About Us

The Alexander Berkman Social Club is a group of anarchists who want to talk about what anarchism is, how anarchists see things and what anarchy could look like. Named after the editor of San Francisco’s mighty The Blast, we hope to have continual monthly meetings that are open to all. If you come you’ll get a membership card, the chance to win thousands of dollars (alright – the odd book or two) and hopefully something to think about and act on. You failed the audition for “So You Think You Can Dance,” and you just don’t seem with it. Don’t worry. The ABSC will have you. See you there!

Monday, January 5, 2009

Sheila Rowbotham in San Francisco Bay Area

EDWARD CARPENTER: A LIFE OF LIBERTY AND LOVE

By Sheila Rowbotham

Noted socialist feminist historian Shelia Rowbotham will be giving a series of lectures on her recent book on Edward Carpenter throughout January around the Bay Area. Check them out!




Thursday, January 8, 2009, 6-7:30 pm
San Francisco Main Library,
100 Larkin Street in the Latino/Hispanic Room.
The event is co-sponsored by the SF Public Library Hormel Center, the Edward Carpenter Forum and the SF GLBT Historical Society.

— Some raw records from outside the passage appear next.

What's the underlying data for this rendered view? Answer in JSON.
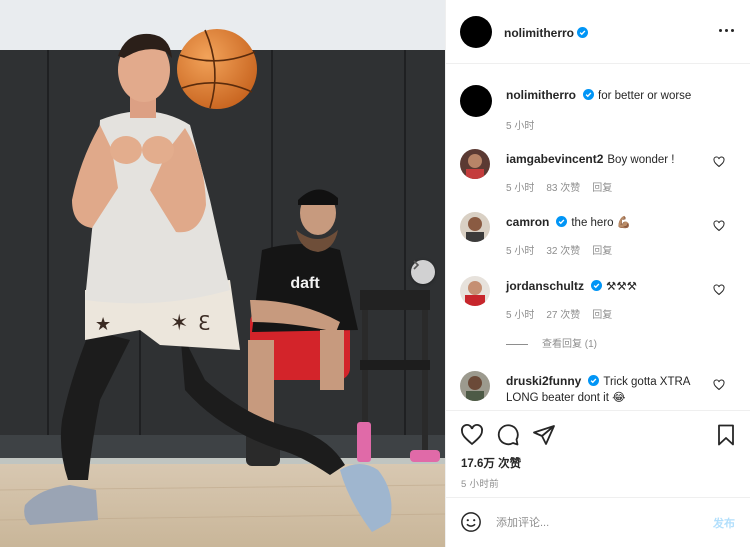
{
  "post": {
    "author": "nolimitherro",
    "caption": {
      "username": "nolimitherro",
      "text": "for better or worse",
      "time": "5 小时"
    }
  },
  "comments": [
    {
      "username": "iamgabevincent2",
      "text": "Boy wonder !",
      "time": "5 小时",
      "likes": "83 次赞",
      "reply": "回复"
    },
    {
      "username": "camron",
      "text": "the hero 💪🏽",
      "time": "5 小时",
      "likes": "32 次赞",
      "reply": "回复"
    },
    {
      "username": "jordanschultz",
      "text": "⚒⚒⚒",
      "time": "5 小时",
      "likes": "27 次赞",
      "reply": "回复"
    },
    {
      "username": "druski2funny",
      "text": "Trick gotta XTRA LONG beater dont it 😂",
      "time": "",
      "likes": "",
      "reply": ""
    }
  ],
  "view_replies": "查看回复 (1)",
  "actions": {
    "likes_count": "17.6万 次赞",
    "timestamp": "5 小时前"
  },
  "add_comment": {
    "placeholder": "添加评论...",
    "post_label": "发布"
  },
  "photo": {
    "shirt_text": "daft"
  },
  "colors": {
    "verified": "#0095f6",
    "post_button_disabled": "#b2dffc",
    "secondary_text": "#8e8e8e"
  },
  "icons": [
    "more-options-icon",
    "verified-icon",
    "heart-icon",
    "comment-icon",
    "share-icon",
    "save-icon",
    "emoji-icon",
    "carousel-next-icon"
  ]
}
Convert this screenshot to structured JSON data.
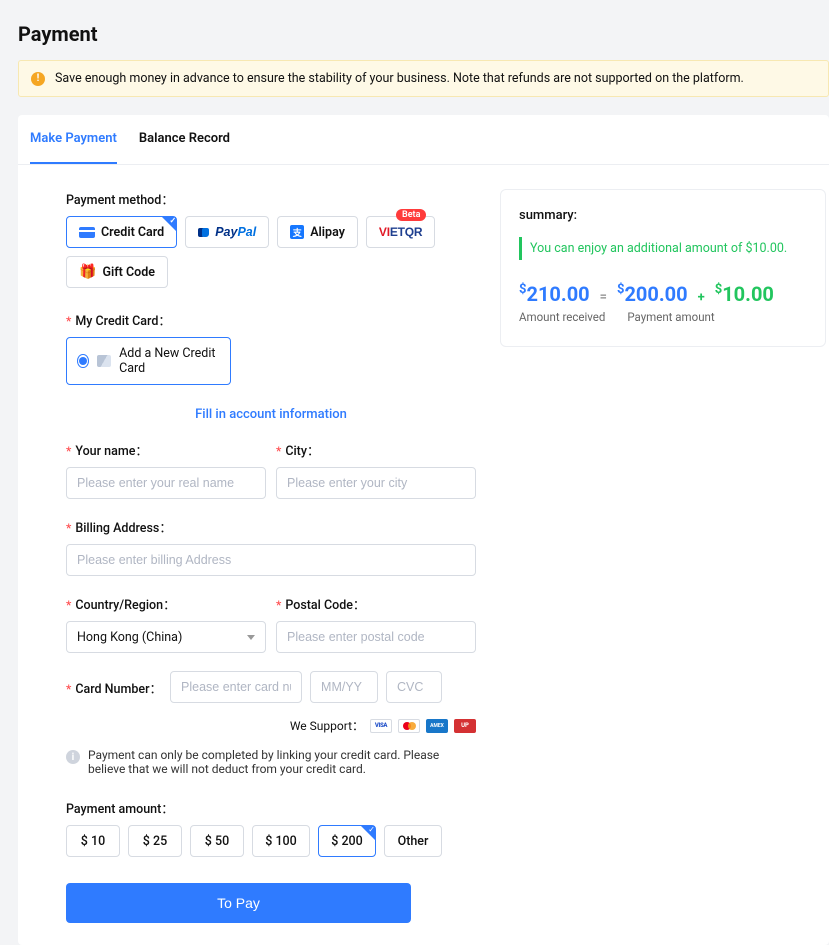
{
  "page": {
    "title": "Payment"
  },
  "alert": {
    "text": "Save enough money in advance to ensure the stability of your business. Note that refunds are not supported on the platform."
  },
  "tabs": {
    "make_payment": "Make Payment",
    "balance_record": "Balance Record"
  },
  "method": {
    "label": "Payment method：",
    "credit_card": "Credit Card",
    "paypal_pay": "Pay",
    "paypal_pal": "Pal",
    "alipay": "Alipay",
    "vietqr_beta": "Beta",
    "gift_code": "Gift Code"
  },
  "mycard": {
    "label": "My Credit Card：",
    "add_new": "Add a New Credit Card"
  },
  "fill_link": "Fill in account information",
  "form": {
    "name_label": "Your name：",
    "name_ph": "Please enter your real name",
    "city_label": "City：",
    "city_ph": "Please enter your city",
    "addr_label": "Billing Address：",
    "addr_ph": "Please enter billing Address",
    "country_label": "Country/Region：",
    "country_value": "Hong Kong (China)",
    "postal_label": "Postal Code：",
    "postal_ph": "Please enter postal code",
    "card_label": "Card Number：",
    "card_ph": "Please enter card nu...",
    "exp_ph": "MM/YY",
    "cvc_ph": "CVC"
  },
  "support": {
    "label": "We Support："
  },
  "note": {
    "text": "Payment can only be completed by linking your credit card. Please believe that we will not deduct from your credit card."
  },
  "amount": {
    "label": "Payment amount：",
    "opts": [
      "$ 10",
      "$ 25",
      "$ 50",
      "$ 100",
      "$ 200",
      "Other"
    ],
    "selected_index": 4
  },
  "pay_button": "To Pay",
  "summary": {
    "title": "summary:",
    "promo": "You can enjoy an additional amount of $10.00.",
    "received": "210.00",
    "payment": "200.00",
    "bonus": "10.00",
    "received_label": "Amount received",
    "payment_label": "Payment amount"
  }
}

In conjunction with Rowbotham's appearance, the Library will mount the exhibit, My Days and Dreams: The Worlds of Edward Carpenter, Early Gay Freedom Pioneer, during the month of January on the 3rd floor of the Main Library.

Sunday, January 11, 2009, 2-4 pm
Bound Together Bookstore
1369 Haight Street
San Francisco, CA 94117
415.431-8355

Wednesday, January 14, 2009, 7:30 PM
Moe’s Books
2476 Telegraph Avenue
Berkeley CA 94704

Thursday, January 22, 2009 , 7:00 PM
Alexander Berkman Social Club
552 Valencia Street
San Francisco, CA 94110



The first major biography of late Victorian sexual and political libertarian, Edward Carpenter, by renowned feminist historian, Sheila Rowbotham. A rare document of the alternative lifestyles and radicalism of Carpenter's times by a woman who was on the frontline of the left and feminist movements of the sixties.

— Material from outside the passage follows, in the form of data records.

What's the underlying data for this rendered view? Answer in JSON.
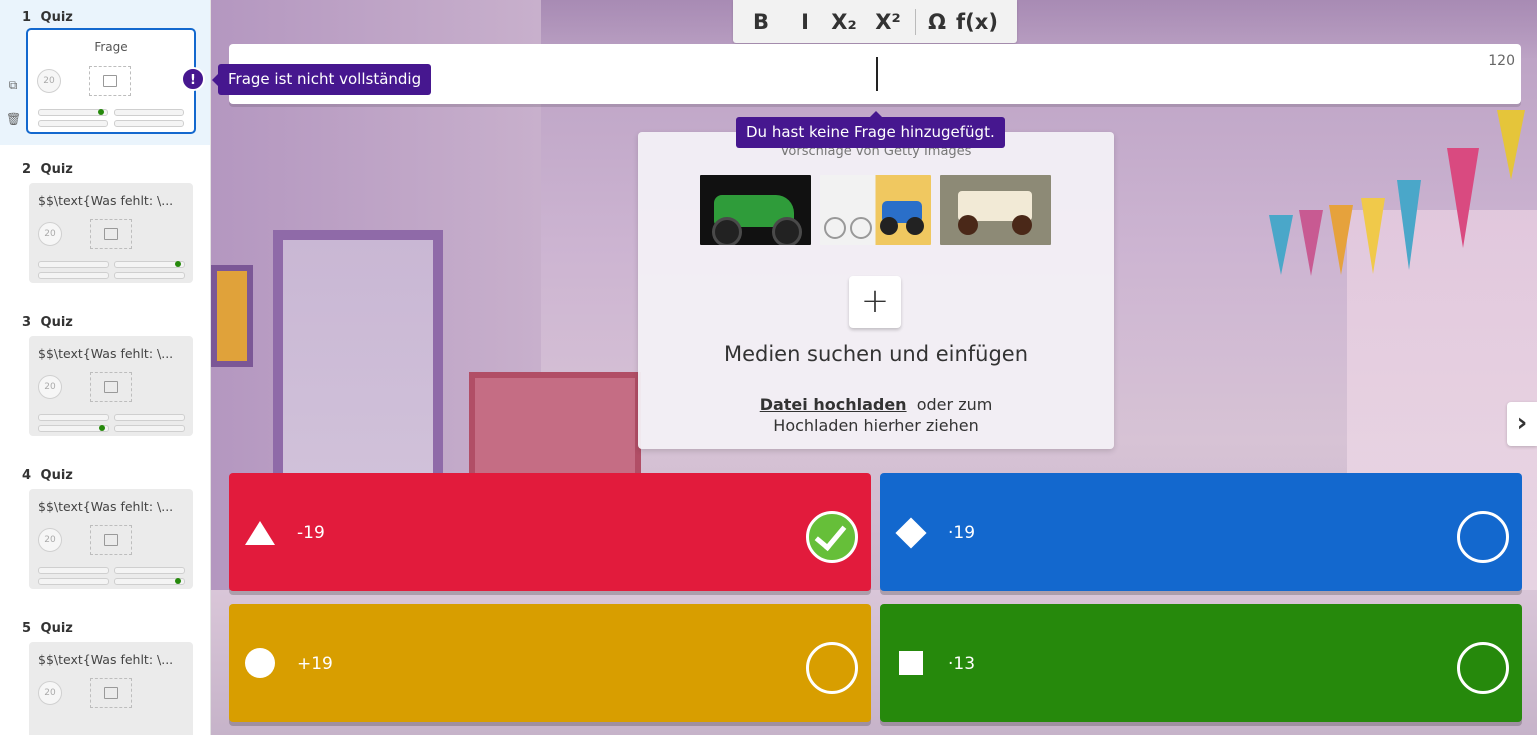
{
  "sidebar": {
    "slides": [
      {
        "number": "1",
        "type": "Quiz",
        "title": "Frage",
        "timer": "20"
      },
      {
        "number": "2",
        "type": "Quiz",
        "title": "$$\\text{Was fehlt: \\...",
        "timer": "20"
      },
      {
        "number": "3",
        "type": "Quiz",
        "title": "$$\\text{Was fehlt: \\...",
        "timer": "20"
      },
      {
        "number": "4",
        "type": "Quiz",
        "title": "$$\\text{Was fehlt: \\...",
        "timer": "20"
      },
      {
        "number": "5",
        "type": "Quiz",
        "title": "$$\\text{Was fehlt: \\...",
        "timer": "20"
      }
    ],
    "duplicate_icon": "duplicate-icon",
    "delete_icon": "trash-icon"
  },
  "toolbar": {
    "bold": "B",
    "italic": "I",
    "subscript": "X₂",
    "superscript": "X²",
    "special_chars": "Ω",
    "formula": "f(x)"
  },
  "question": {
    "value": "",
    "char_limit": "120"
  },
  "tooltips": {
    "incomplete": "Frage ist nicht vollständig",
    "incomplete_badge": "!",
    "no_question": "Du hast keine Frage hinzugefügt."
  },
  "media": {
    "suggestions_label": "Vorschläge von Getty Images",
    "add_symbol": "+",
    "heading": "Medien suchen und einfügen",
    "upload_link": "Datei hochladen",
    "upload_rest_1": "oder zum",
    "upload_rest_2": "Hochladen hierher ziehen"
  },
  "answers": [
    {
      "text": "-19",
      "shape": "triangle",
      "color": "#e21b3c",
      "correct": true
    },
    {
      "text": "·19",
      "shape": "diamond",
      "color": "#1368ce",
      "correct": false
    },
    {
      "text": "+19",
      "shape": "circle",
      "color": "#d89e00",
      "correct": false
    },
    {
      "text": "·13",
      "shape": "square",
      "color": "#26890c",
      "correct": false
    }
  ],
  "nav": {
    "next_symbol": "›"
  },
  "colors": {
    "accent": "#46178f",
    "active_border": "#1368ce"
  }
}
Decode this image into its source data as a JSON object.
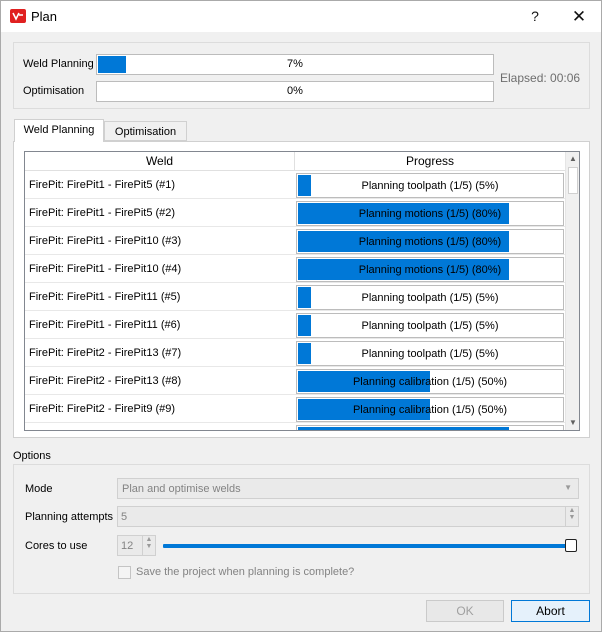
{
  "window": {
    "title": "Plan",
    "help_label": "?",
    "close_label": "✕"
  },
  "progress": {
    "weld_planning": {
      "label": "Weld Planning",
      "text": "7%",
      "fraction": 0.07
    },
    "optimisation": {
      "label": "Optimisation",
      "text": "0%",
      "fraction": 0.0
    },
    "elapsed": "Elapsed: 00:06"
  },
  "tabs": [
    {
      "label": "Weld Planning",
      "active": true
    },
    {
      "label": "Optimisation",
      "active": false
    }
  ],
  "table": {
    "columns": [
      "Weld",
      "Progress"
    ],
    "rows": [
      {
        "weld": "FirePit: FirePit1 - FirePit5 (#1)",
        "progress": "Planning toolpath (1/5) (5%)",
        "fraction": 0.05
      },
      {
        "weld": "FirePit: FirePit1 - FirePit5 (#2)",
        "progress": "Planning motions (1/5) (80%)",
        "fraction": 0.8
      },
      {
        "weld": "FirePit: FirePit1 - FirePit10 (#3)",
        "progress": "Planning motions (1/5) (80%)",
        "fraction": 0.8
      },
      {
        "weld": "FirePit: FirePit1 - FirePit10 (#4)",
        "progress": "Planning motions (1/5) (80%)",
        "fraction": 0.8
      },
      {
        "weld": "FirePit: FirePit1 - FirePit11 (#5)",
        "progress": "Planning toolpath (1/5) (5%)",
        "fraction": 0.05
      },
      {
        "weld": "FirePit: FirePit1 - FirePit11 (#6)",
        "progress": "Planning toolpath (1/5) (5%)",
        "fraction": 0.05
      },
      {
        "weld": "FirePit: FirePit2 - FirePit13 (#7)",
        "progress": "Planning toolpath (1/5) (5%)",
        "fraction": 0.05
      },
      {
        "weld": "FirePit: FirePit2 - FirePit13 (#8)",
        "progress": "Planning calibration (1/5) (50%)",
        "fraction": 0.5
      },
      {
        "weld": "FirePit: FirePit2 - FirePit9 (#9)",
        "progress": "Planning calibration (1/5) (50%)",
        "fraction": 0.5
      },
      {
        "weld": "",
        "progress": "",
        "fraction": 0.8
      }
    ]
  },
  "options": {
    "group_label": "Options",
    "mode": {
      "label": "Mode",
      "value": "Plan and optimise welds"
    },
    "attempts": {
      "label": "Planning attempts",
      "value": "5"
    },
    "cores": {
      "label": "Cores to use",
      "value": "12",
      "slider_fraction": 1.0
    },
    "save_checkbox": {
      "label": "Save the project when planning is complete?",
      "checked": false
    }
  },
  "buttons": {
    "ok": "OK",
    "abort": "Abort"
  },
  "colors": {
    "accent": "#0078d7",
    "app_icon": "#e02020"
  }
}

Edward Carpenter, libertarian and campaigner for gay love, women's suffrage, nudism and recycling, was a central figure in the cultural and political landscape of late nineteenth and early twentieth centuries. Meticulously researched and beautifully written, this biography situates
Carpenter's life and thought in relation to the social, aesthetic and intellectual movements of his day, and explores his friendship with figures such as Walt Whitman, Robert Graves, Oscar Wilde, E.M. Forster, Isadora Duncan and Emma Goldman.

With a commitment to bringing out the range of interconnections evident in Carpenter's life, through his network, his mix of causes, his interests and his thinking, Rowbotham knits together a great alternative social history of Victorian England and presents a compelling portrait of a man described by his contemporaries as a "weather-vane" for his times.